В своем изощренном отступничестве Дюмон, конечно, не достигает такого беспримесного воодушевления, как Тарантино, но режиссерская свобода и раскрепощенность фантазии процветают и на его специфическом празднике непослушания – настолько, насколько это вообще возможно для европейца, получившего (в отличие от воспитанника видеотек Тарантино) систематическое философское образование и обремененного культурными обязательствами.
Со страстью конструируя свой профанный мир, Дюмон словно не может полностью избавиться от тех глубинных смыслов существования, которые даже после показательного расчета с ними все-таки материализуются и в буквальном смысле всплывают на поверхность – из пены морской.
Когда герои фильма оказываются на берегу моря, в кадре открывается туманная, почти призрачная, но от того не менее очевидная (как образная константа) перспектива: мы видим оттесненные далеко в море, куда-то на линию горизонта развалины старинной обители[49]
.Вовлеченные в шальной круговорот действия герои Дюмона явно не замечают этот словно не подвластный игровой коррозии сакральный образ. Во всяком случае, не находятся с ним в отношениях. Ценностная перспектива если как-то и соотносится с происходящим в кадре, то лишь как некий трудноуловимый, затухающий ностальгический мотив, присутствующий на грани отсутствия. Впрочем, камера в фильме Дюмона даже не пытается приблизить к нам фатально удаленный объект. Может быть, потому что приближение к линии горизонта, как известно, только отдаляет ее.

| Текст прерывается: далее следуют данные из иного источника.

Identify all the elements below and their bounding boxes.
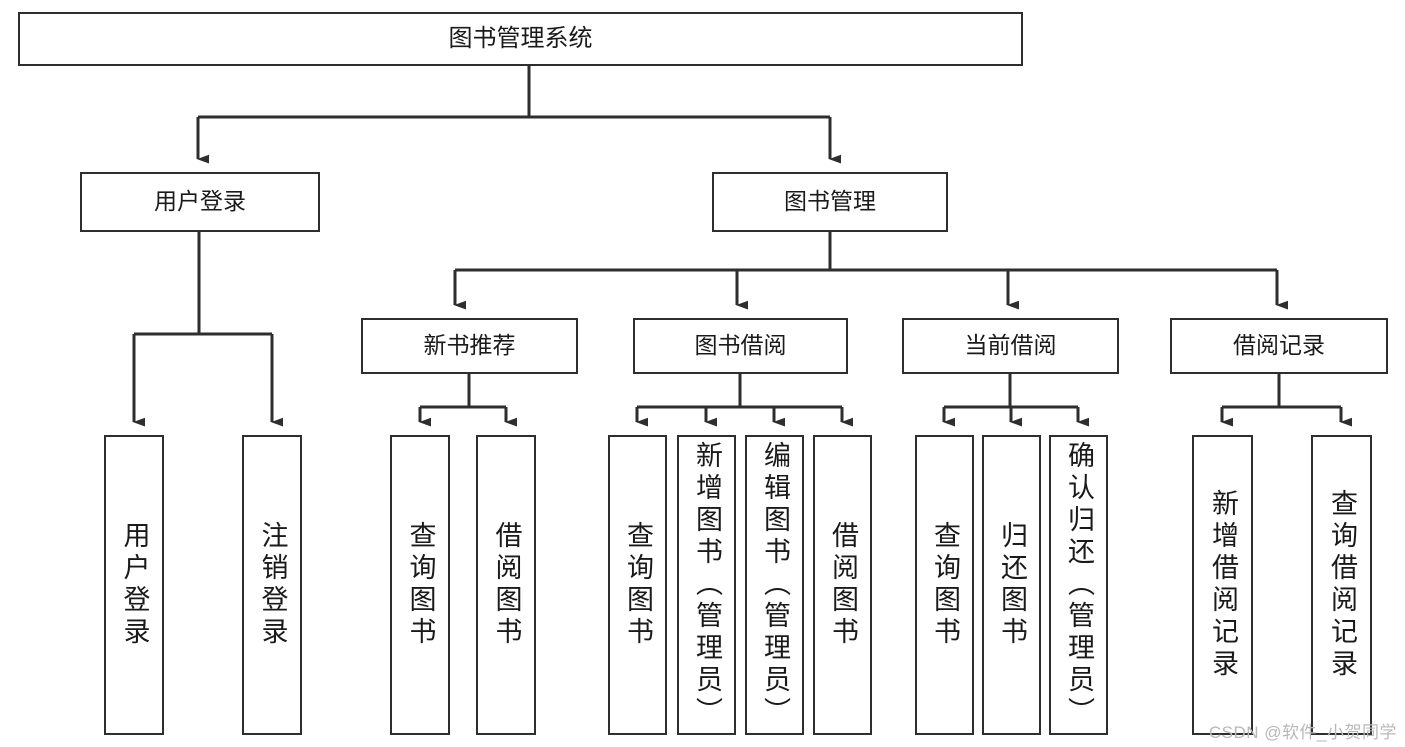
node-user-login[interactable]: 用户登录 bbox=[80, 172, 320, 232]
node-label: 编辑图书（管理员） bbox=[760, 441, 790, 729]
node-label: 新增图书（管理员） bbox=[692, 441, 722, 729]
node-label: 归还图书 bbox=[997, 521, 1027, 649]
node-label: 图书管理 bbox=[784, 188, 876, 215]
leaf-borrow-query-book[interactable]: 查询图书 bbox=[608, 435, 667, 735]
node-book-management[interactable]: 图书管理 bbox=[712, 172, 948, 232]
leaf-record-add-record[interactable]: 新增借阅记录 bbox=[1192, 435, 1253, 735]
node-label: 查询图书 bbox=[930, 521, 960, 649]
leaf-current-confirm-return-admin[interactable]: 确认归还（管理员） bbox=[1049, 435, 1108, 735]
leaf-current-return-book[interactable]: 归还图书 bbox=[982, 435, 1041, 735]
node-label: 图书借阅 bbox=[694, 332, 787, 359]
node-label: 用户登录 bbox=[154, 188, 246, 215]
node-label: 图书管理系统 bbox=[448, 24, 593, 52]
node-label: 注销登录 bbox=[257, 521, 288, 649]
leaf-borrow-borrow-book[interactable]: 借阅图书 bbox=[813, 435, 872, 735]
node-borrow-record[interactable]: 借阅记录 bbox=[1170, 318, 1388, 374]
node-book-borrow[interactable]: 图书借阅 bbox=[633, 318, 848, 374]
node-label: 查询图书 bbox=[405, 521, 436, 649]
node-label: 当前借阅 bbox=[964, 332, 1057, 359]
leaf-borrow-add-book-admin[interactable]: 新增图书（管理员） bbox=[677, 435, 736, 735]
leaf-logout-login[interactable]: 注销登录 bbox=[242, 435, 302, 735]
leaf-recommend-query-book[interactable]: 查询图书 bbox=[390, 435, 450, 735]
node-label: 新书推荐 bbox=[423, 332, 516, 359]
node-label: 确认归还（管理员） bbox=[1064, 441, 1094, 729]
node-label: 查询图书 bbox=[623, 521, 653, 649]
node-label: 借阅图书 bbox=[828, 521, 858, 649]
leaf-record-query-record[interactable]: 查询借阅记录 bbox=[1311, 435, 1372, 735]
node-label: 新增借阅记录 bbox=[1208, 489, 1238, 681]
node-new-book-recommend[interactable]: 新书推荐 bbox=[361, 318, 578, 374]
node-root-system[interactable]: 图书管理系统 bbox=[18, 12, 1023, 66]
leaf-recommend-borrow-book[interactable]: 借阅图书 bbox=[476, 435, 536, 735]
node-label: 借阅图书 bbox=[491, 521, 522, 649]
leaf-user-login[interactable]: 用户登录 bbox=[104, 435, 164, 735]
node-label: 用户登录 bbox=[119, 521, 150, 649]
leaf-borrow-edit-book-admin[interactable]: 编辑图书（管理员） bbox=[745, 435, 804, 735]
watermark-text: CSDN @软件_小贺同学 bbox=[1208, 723, 1397, 742]
leaf-current-query-book[interactable]: 查询图书 bbox=[915, 435, 974, 735]
node-label: 借阅记录 bbox=[1233, 332, 1325, 359]
node-current-borrow[interactable]: 当前借阅 bbox=[902, 318, 1119, 374]
node-label: 查询借阅记录 bbox=[1327, 489, 1357, 681]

Но куда же дальше? XXI век начался с события, которое продемонстрировало, что не только искусство (искусство кино, в частности) способно «идиотничать» и атаковать ценностные основы жизни. Оказалось, можно устроить уже и так (был бы глобально мыслящий демиург), что жизнь превзойдет искусство в непослушании и 11 сентября 2001 года доведет возможность/невозможность смыслообразования до «уровня 0» (ground zero). Игривый баланс «между дозволенным и недозволенным», как и предсказывал Ларс фон Триер, спровоцировал такой полет «ко всем чертям», который, произнося свое пророчество, Триер едва ли мог себе представить. Этот
Удивительно, но именно нью-йоркская катастрофа воспринимается иногда как момент завершения постмодернистского проекта[50]
. Но, наверное, имеет право на существование и другая версия: обломки «близнецов» обозначают вовсе не закат, а наступление исполинской, всемогущей зрелости постмодернизма. Точно так же, как обломки квартала в Сент-Луисе, взорванного в 1972 – 1973 годах, обозначили рождение этой и по сей день необычайно влиятельной культурной стратегии.Конец постмодернизма, «который уже никто не оспаривает» (З. Абдуллаева), постмодернизма, который «угасает, но еще теплится» (А. Долин)… – недостатка в категоричных или насмешливых формулах явно нет. Но что, если эти «веселые похороны» – лишь еще одна из забав загулявшего постмодернизма, который лишь усиливает свое влияние под распространившимися во множестве после его объявленной смерти псевдонимами: «авто-», «альтер-», «транс-», «гипер-», «мета-» и прочими «постпост» наименованиями? По крайней мере, очень похоже на искусительную игру, способную вызвать даже эйфорию, то, что и рождение, и смерть постмодернизма маркированы именем одного архитектора – Минору Ямасаки, спроектировавшего и квартал в Сент-Луисе, и нью-йоркских «близнецов».